Sunday, January 17, 2016

Front-Loading

   
         I have a good friend whose older brother was my teen idol.  He was a gifted athlete--tennis, basketball, golf--and endlessly fascinating to girls who seemingly couldn't wait to go out with him.  Which they usually did.  And he made money too--lots of it.  He had it all.  Make no bones about it, I envied him.  I'm pretty sure everyone from the old neighborhood did. Of course it was an empty life, even I could see that, but what did it matter?  He was having a lot more fun than I was.
          Recently I learned that in later life he has not been so fortunate, that he's had a bad time with health, money, and marriages.  I was sorry to hear it when my friend told me the story, which he laid out carefully as a cautionary tale.  This is what happens to people who are not sufficiently mindful of their early lives, who burn the candle from both ends, who in fact burn themselves out too early.
          I mulled it over for a while, then suggested that maybe his brother had simply chosen to front-load his life--that maybe he'd decided to live as fast and brightly as he could while he was still able to enjoy it.  Maybe it wouldn't last, but maybe it would.  And even if it didn't, he'd still have the past that would forever be his and his alone.  "Not even Heaven upon the past has power: / What has been, has been, and I have had my hour." The Roman poet Horace said that in the first century BCE.
          I'm not at all like my friend's brother, and yet, oddly, I front-loaded my life too, just differently.
          My dad, like his father before him, died of colon cancer when he was fifty-five.  His death was a relief, for him and for me and my mother--he'd suffered for a decade by then, not just from the cancer but from a serious heart condition as well.  Watching him die for so many years, I determined in my early twenties to front-load my life.  Don't put anything off for a later life that may never come.  For some, the thought of an early death urges a life of pleasure, but for me it didn't.  Instead, I developed an acute sense of urgency to become all I could before the family curse struck me down.
          I dreaded the year 1997, when I would turn fifty-five, but I would be ready for it.  If it was possible, I would have some achievements by then, something I could be proud of, something my father would have been proud of.  My goals were to earn a Ph.D., become a professor, write literary criticism and history, and in short be part of the scholarly dialogue.  I earned the Ph.D. in 1976 and have spent the last forty years learning, teaching, and publishing. The benefits of a front-loaded life.
          Meanwhile, medical technology developed a method to detect and remove intestinal polyps that grow into fatal malignancies.  Like the death row prisoner who is freed by an eleventh-hour pardon from the governor, I was unexpectedly spared.  Still, I sweated out my fifty-fifth year--and am now four months shy of my seventy-fourth birthday.  It's a miracle.

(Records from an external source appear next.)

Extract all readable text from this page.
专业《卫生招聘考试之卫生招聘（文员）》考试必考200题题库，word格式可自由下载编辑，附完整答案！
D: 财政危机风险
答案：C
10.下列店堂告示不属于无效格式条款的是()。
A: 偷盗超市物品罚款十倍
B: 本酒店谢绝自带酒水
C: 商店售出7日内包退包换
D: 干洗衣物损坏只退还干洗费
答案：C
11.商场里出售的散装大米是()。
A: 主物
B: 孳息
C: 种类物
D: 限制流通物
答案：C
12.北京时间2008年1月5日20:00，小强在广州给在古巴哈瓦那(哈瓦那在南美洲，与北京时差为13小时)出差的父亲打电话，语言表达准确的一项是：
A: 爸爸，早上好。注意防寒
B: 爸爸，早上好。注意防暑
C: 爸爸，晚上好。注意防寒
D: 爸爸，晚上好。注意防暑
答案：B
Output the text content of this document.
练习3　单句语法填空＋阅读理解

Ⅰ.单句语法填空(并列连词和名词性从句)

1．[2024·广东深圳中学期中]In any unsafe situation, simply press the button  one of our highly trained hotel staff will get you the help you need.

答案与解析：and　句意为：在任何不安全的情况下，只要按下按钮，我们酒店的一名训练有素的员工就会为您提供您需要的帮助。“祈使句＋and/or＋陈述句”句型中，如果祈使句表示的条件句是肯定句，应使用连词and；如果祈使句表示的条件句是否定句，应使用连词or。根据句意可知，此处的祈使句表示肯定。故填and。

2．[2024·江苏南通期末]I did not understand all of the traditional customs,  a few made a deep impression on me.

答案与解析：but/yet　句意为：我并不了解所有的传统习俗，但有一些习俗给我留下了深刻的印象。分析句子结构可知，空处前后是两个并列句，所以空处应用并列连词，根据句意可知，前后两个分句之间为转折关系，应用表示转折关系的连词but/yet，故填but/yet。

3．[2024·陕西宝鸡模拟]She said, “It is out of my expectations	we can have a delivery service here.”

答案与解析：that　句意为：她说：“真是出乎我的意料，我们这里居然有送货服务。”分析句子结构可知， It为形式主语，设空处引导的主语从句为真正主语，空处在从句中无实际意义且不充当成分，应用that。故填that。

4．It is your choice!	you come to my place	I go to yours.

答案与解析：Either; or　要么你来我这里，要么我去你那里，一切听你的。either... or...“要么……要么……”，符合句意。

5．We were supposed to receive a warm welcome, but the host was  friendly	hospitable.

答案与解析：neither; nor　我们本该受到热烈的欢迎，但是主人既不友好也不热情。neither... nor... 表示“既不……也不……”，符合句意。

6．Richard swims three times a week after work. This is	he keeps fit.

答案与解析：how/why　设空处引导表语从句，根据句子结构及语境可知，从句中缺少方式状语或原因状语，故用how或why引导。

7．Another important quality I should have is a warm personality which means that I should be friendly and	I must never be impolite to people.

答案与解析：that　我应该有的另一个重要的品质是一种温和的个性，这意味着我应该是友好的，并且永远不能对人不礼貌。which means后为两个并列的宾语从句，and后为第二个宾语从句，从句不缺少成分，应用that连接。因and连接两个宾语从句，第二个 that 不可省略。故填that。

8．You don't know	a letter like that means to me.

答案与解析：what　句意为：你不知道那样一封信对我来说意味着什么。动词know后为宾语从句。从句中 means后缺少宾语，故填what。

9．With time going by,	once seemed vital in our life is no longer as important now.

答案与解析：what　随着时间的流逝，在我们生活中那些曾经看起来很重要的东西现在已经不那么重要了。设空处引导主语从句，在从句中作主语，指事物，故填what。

          Mind you, it wasn't easy to front-load my life with work.  I became a classic overachiever--a solid player, a starter maybe, on thin teams, but not a Hall of Famer.  I acknowledged my limitations from the outset, but I wouldn't let them stand in the way.  Work became my mantra.  And it required sacrifice--like weekend golf, say, or Sunday brunch.  I wouldn't be sidetracked by attractive, long-term do-it-yourself projects and only begrudgingly spent weekend hours mowing the lawn, fixing the leaky toilet, and cleaning out the gutters.  I would not allow distractions.  Of course, I did what needed to be done at home and at school, but I always returned like a bulldog to the work.  Later, when friends and colleagues marveled at what seemed to them an enormous output and asked how I'd done it, I would answer with a question:  "What do you do on Saturday mornings?"
          I'm long past my front-loading days, but even now, by force of habit, I work a little every day on something I call my end-of-life project, a book on poet Henry Wadsworth Longfellow. Back-loading, it turns out, isn't bad either.